Minha Vida em Amor Doce
8 Capítulo 8 - Pegue o Totó parte 1.
Notas iniciais
Acordei, eram uma sete horas, quando levantei percebi que dormi abraçada com o casaco de Castiel, o deixei em cima da cama e fui ate o banheiro e tomei banho. Coloquei minha blusa de caveira, minha saia preta com uma corrente de prata e um pingente de uma rosa vermelha e um All Star branco com caveiras pretas. Penteei meu cabelo e o deixei solto, ate porque não dá para amarrá-lo, peguei minha bolsa e o casaco de Castiel e desci as escadas, todos já tinham ido á escola, menos minha mãe e Suzana.
– Bom dia, querida. — disse minha mãe me abraçando e Suzana beijou meu rosto.
– Bom dia. — falei. Porque minha mãe não foi para o colégio?
– Vocês querem uma carona? — perguntei.
– Ah, não querida, nós não vamos, Suzana vai comigo ao médico. — disse minha mãe. Minha mãe se chama Laura tem cabelo preto ate os ombros, olhos verdes, e não aparenta ter quarenta e cinco anos.
– Por quê? O que está sentindo? — perguntei.
– Estou um pouco dolorida, já avisei a diretora, ela entendeu, depois dê a matéria a sua irmã. — ela disse e sorriu.
– Ok, melhoras. — falei indo até a porta.
– Obrigada. — ela disse e Suzana acenou.
– Qualquer coisa me liga. — falei.
– Ok. — disse minha mãe e então saí de casa.
Entrei no meu carro, coloquei o casaco e a minha bolsa no banco do passageiro e dirigi em direção ao colégio. O que será que vai acontecer quando o encontrar?
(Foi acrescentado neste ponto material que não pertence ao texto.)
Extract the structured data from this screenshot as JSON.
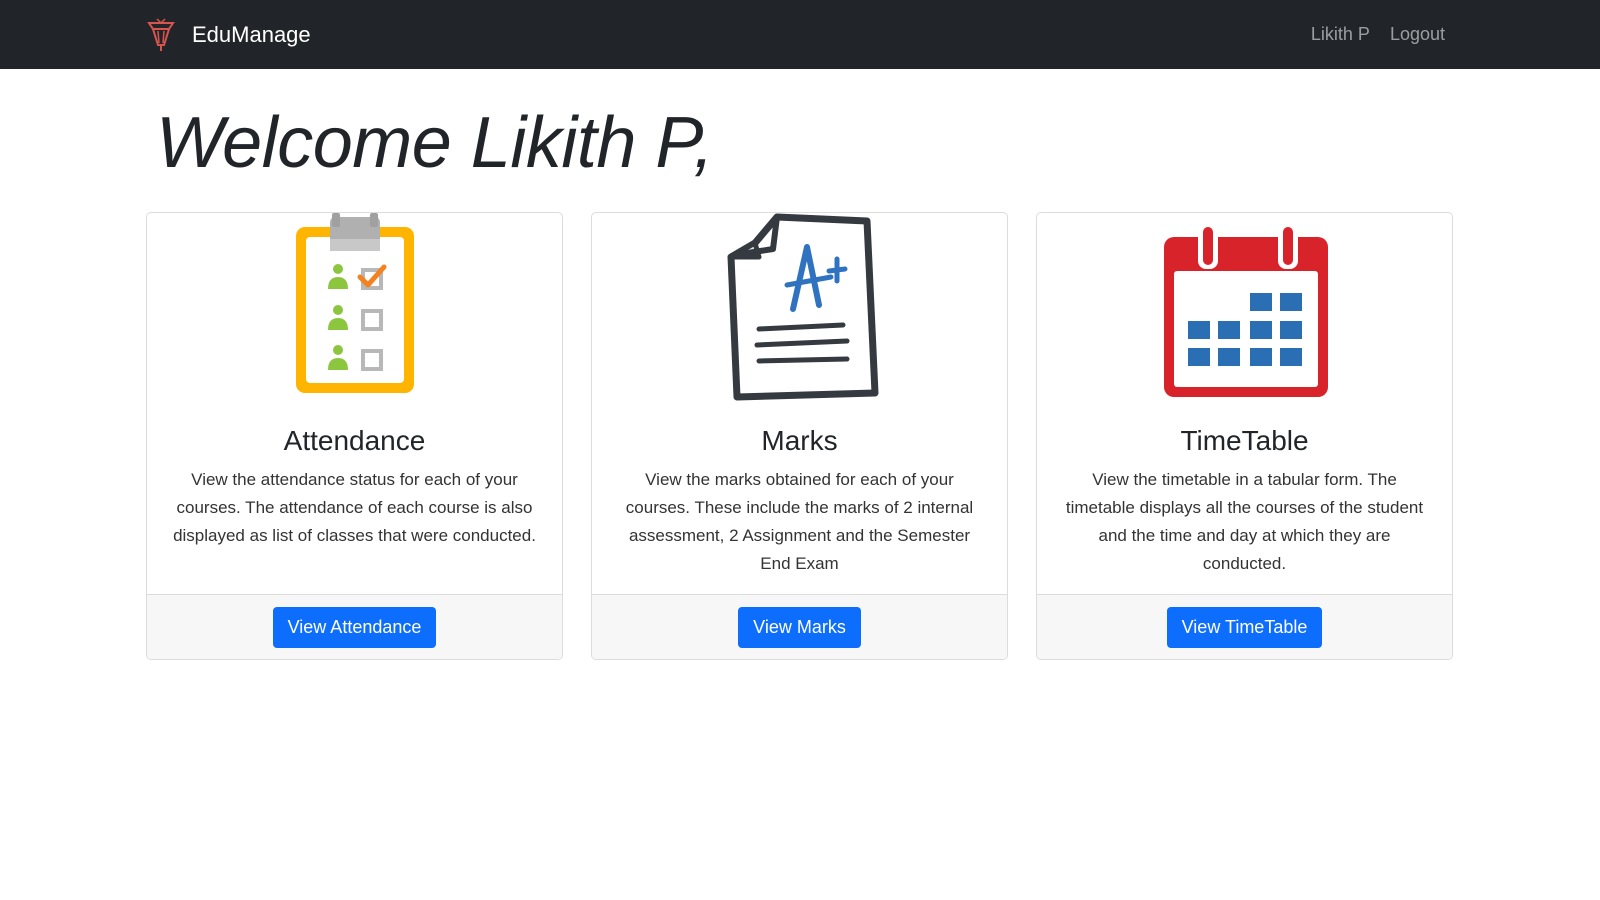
{
  "navbar": {
    "brand": "EduManage",
    "brand_icon": "graduation-torch-logo",
    "user_name": "Likith P",
    "logout_label": "Logout"
  },
  "welcome": {
    "greeting": "Welcome",
    "name": "Likith P,"
  },
  "cards": [
    {
      "icon": "attendance-clipboard-icon",
      "title": "Attendance",
      "text": "View the attendance status for each of your courses. The attendance of each course is also displayed as list of classes that were conducted.",
      "button": "View Attendance"
    },
    {
      "icon": "marks-paper-icon",
      "title": "Marks",
      "text": "View the marks obtained for each of your courses. These include the marks of 2 internal assessment, 2 Assignment and the Semester End Exam",
      "button": "View Marks"
    },
    {
      "icon": "calendar-icon",
      "title": "TimeTable",
      "text": "View the timetable in a tabular form. The timetable displays all the courses of the student and the time and day at which they are conducted.",
      "button": "View TimeTable"
    }
  ],
  "colors": {
    "navbar_bg": "#212529",
    "button_bg": "#0d6efd",
    "clipboard_yellow": "#ffb400",
    "calendar_red": "#d9232a",
    "calendar_blue": "#2a6fb4",
    "marks_blue": "#2f73c0"
  }
}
Qual será a reação dele quando me ver?
Cheguei ao colégio e está bem cheio, entrei e alguém segurou meu braço direito, quando me virei, lá está Ken, o melhor amigo de Suzana. Ele usa óculos de velho, blusa verde de manga comprida, é baixo e tem cara de Nerd.
– Oi Melissa. — disse sorrindo.
– Oi Ken. — falei.
– Onde está Suzana? — ele perguntou.
– Ela foi ao médico com a minha mãe. — falei.
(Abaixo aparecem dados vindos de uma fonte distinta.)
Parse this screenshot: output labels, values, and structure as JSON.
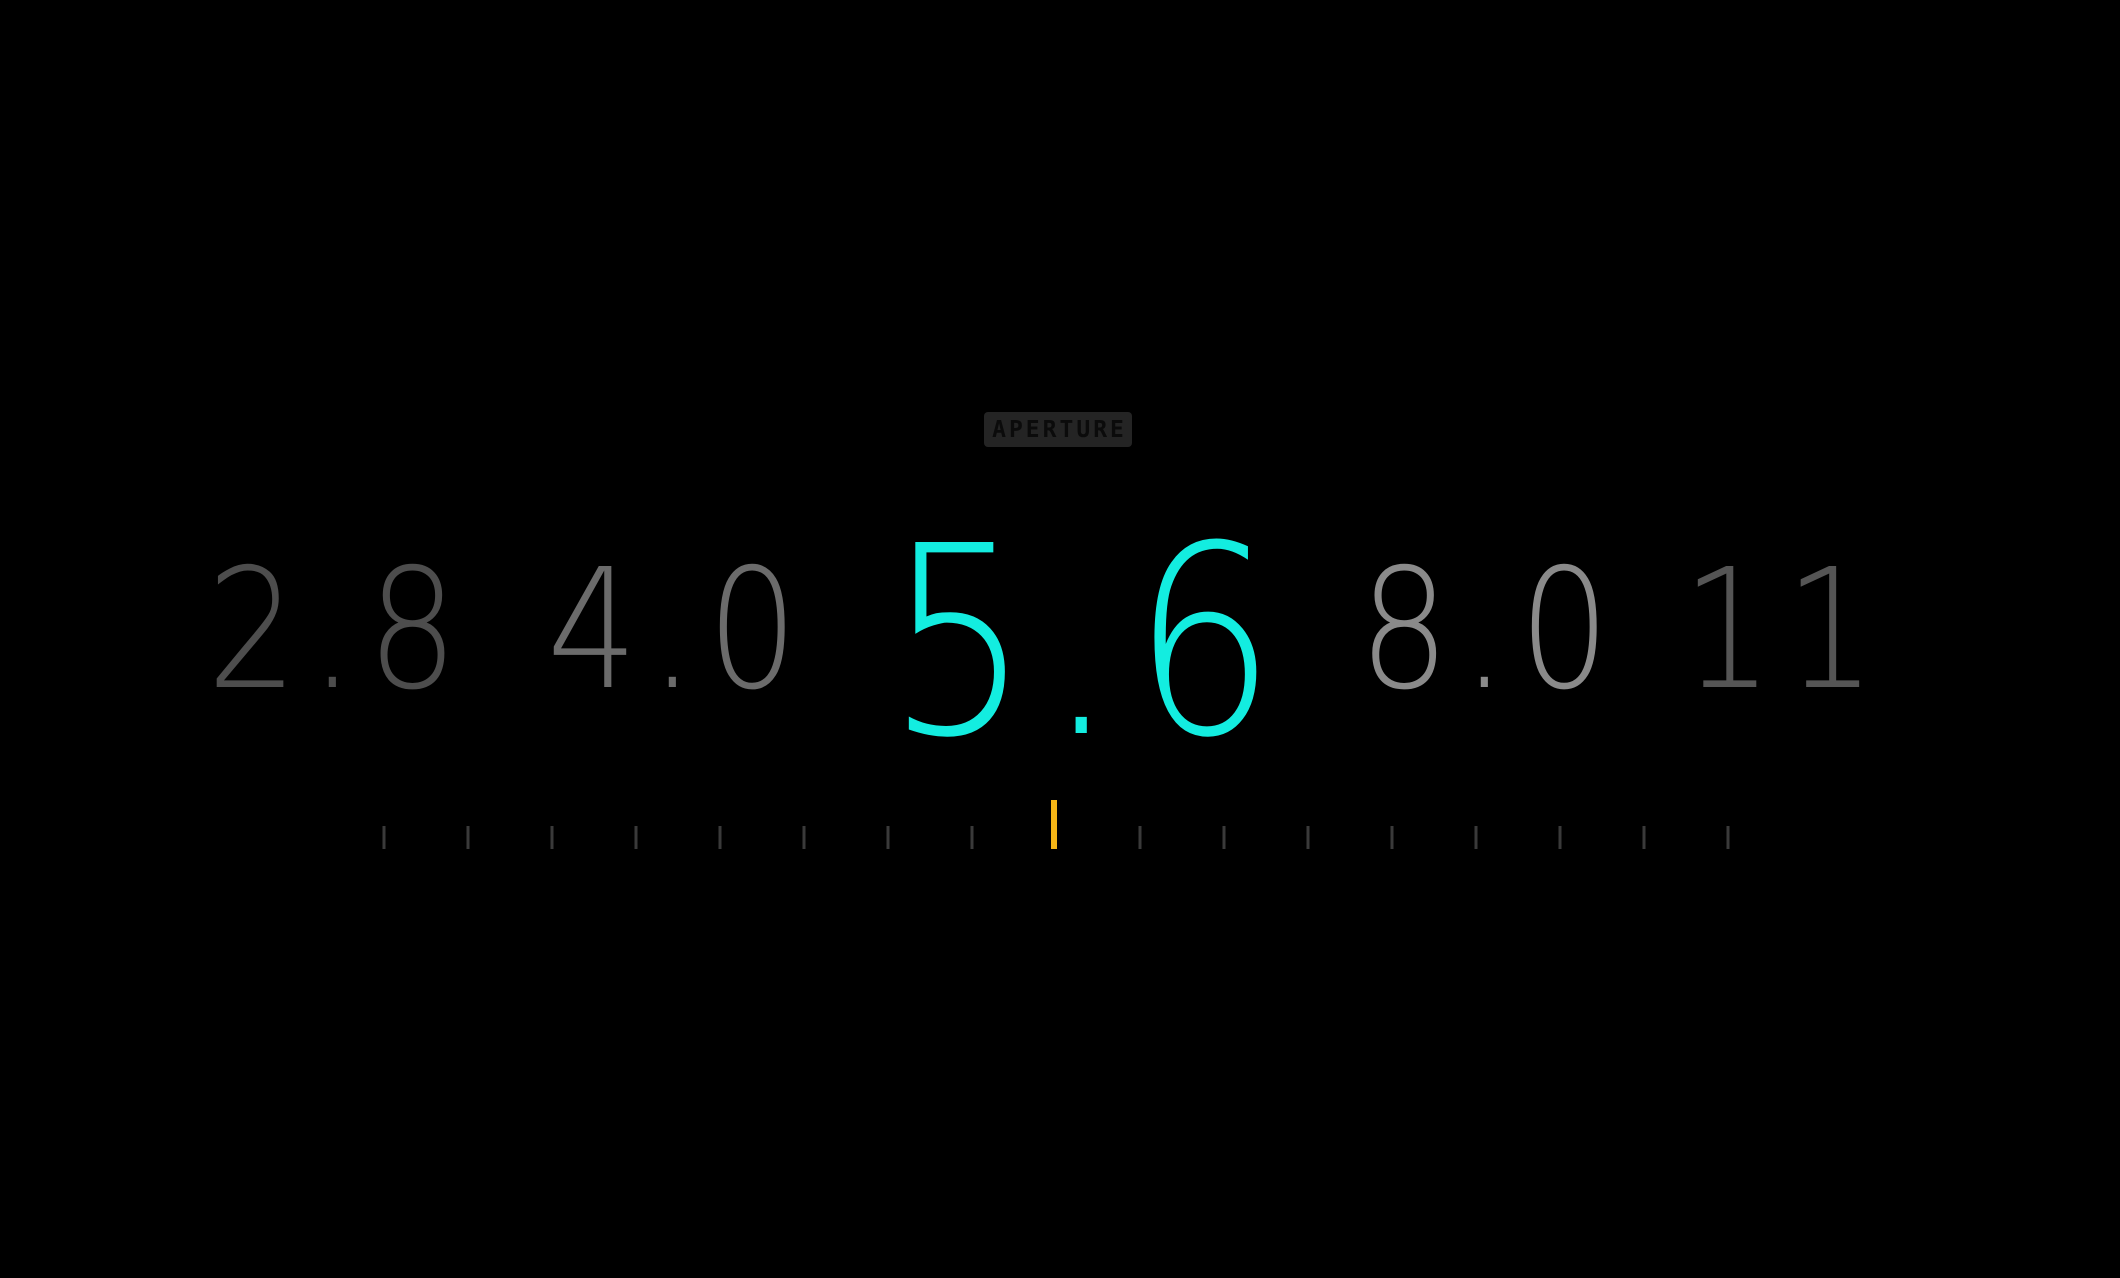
{
  "dial": {
    "label": "APERTURE",
    "stops": [
      "2.8",
      "4.0",
      "5.6",
      "8.0",
      "11"
    ],
    "selected": "5.6"
  },
  "colors": {
    "background": "#000000",
    "selected": "#13ede0",
    "indicator": "#f5b516",
    "tick": "#3a3a3a",
    "badge_bg": "#242424"
  }
}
– Ah, ok, ate mais. — ele disse e se afastou.
Tenho pena dele, Suzana gosta muito dele, mas como amigo e ele é apaixonado por ela, bom... É o que diziam no colégio antigo dela, eles são amigos á três anos, ele me ajudou muito a cuidar dela, apesar de ser fraco e covarde, quando se trata de me ajudar a protegê-la, lá está ele para ajudar.
– Hey. — disse alguém. Quando me virei lá está Lysandre e Castiel vindo na minha direção.
– Olá... Aqui está seu casaco, você esqueceu. — falei entregando o casaco a ele.
– Ah... Obrigada. — ele disse o pegando.
– Quem é aquele garoto com quem você conversava? — perguntou Lysandre.
– Um amigo de Suzana. — falei. Então o sinal tocou.
– Vão para a sala? — perguntei.
– Não agora. — disse Castiel.
– Eu vou. — disse Lysandre e quando ele ia entrar, um cachorro passou por entre as pernas dele.
– TOTÓ. — gritou a diretora. Lysandre saiu do caminho dela e ela passou, o cachorro está dando voltas no colégio.
– Isso é tudo culpa sua Lysandre. — disse a diretora.
– Vá procurá-lo imediatamente — ela continuou.
– Eu vou. — falei. Ela me olhou surpresa, do jeito que ele é lento, não vai pegá-lo hoje.
– Como quiser, agora vocês dois, vão para a aula. — disse a diretora.
– Ok. — disse Lysandre e entrou.
– Eu vou ajudá-la. — disse Castiel. A diretora ficou surpresa e entrou no colégio.
– Obri... — ia dizendo, mas ele me interrompeu.
– A velhota acreditou... A gente se vê depois, boa sorte com o pulguento. — disse sorrindo sarcasticamente e foi para o pátio do colégio.
Idiota. — pensei.
Que nós amamos.– disse o meu eu interior
De que lado está? — perguntei
Do nosso... Mas ele cheira tão bem.– disse o meu eu interior mais uma vez.
Traidora. — falei. Então respirei fundo e fui atrás do pulguento.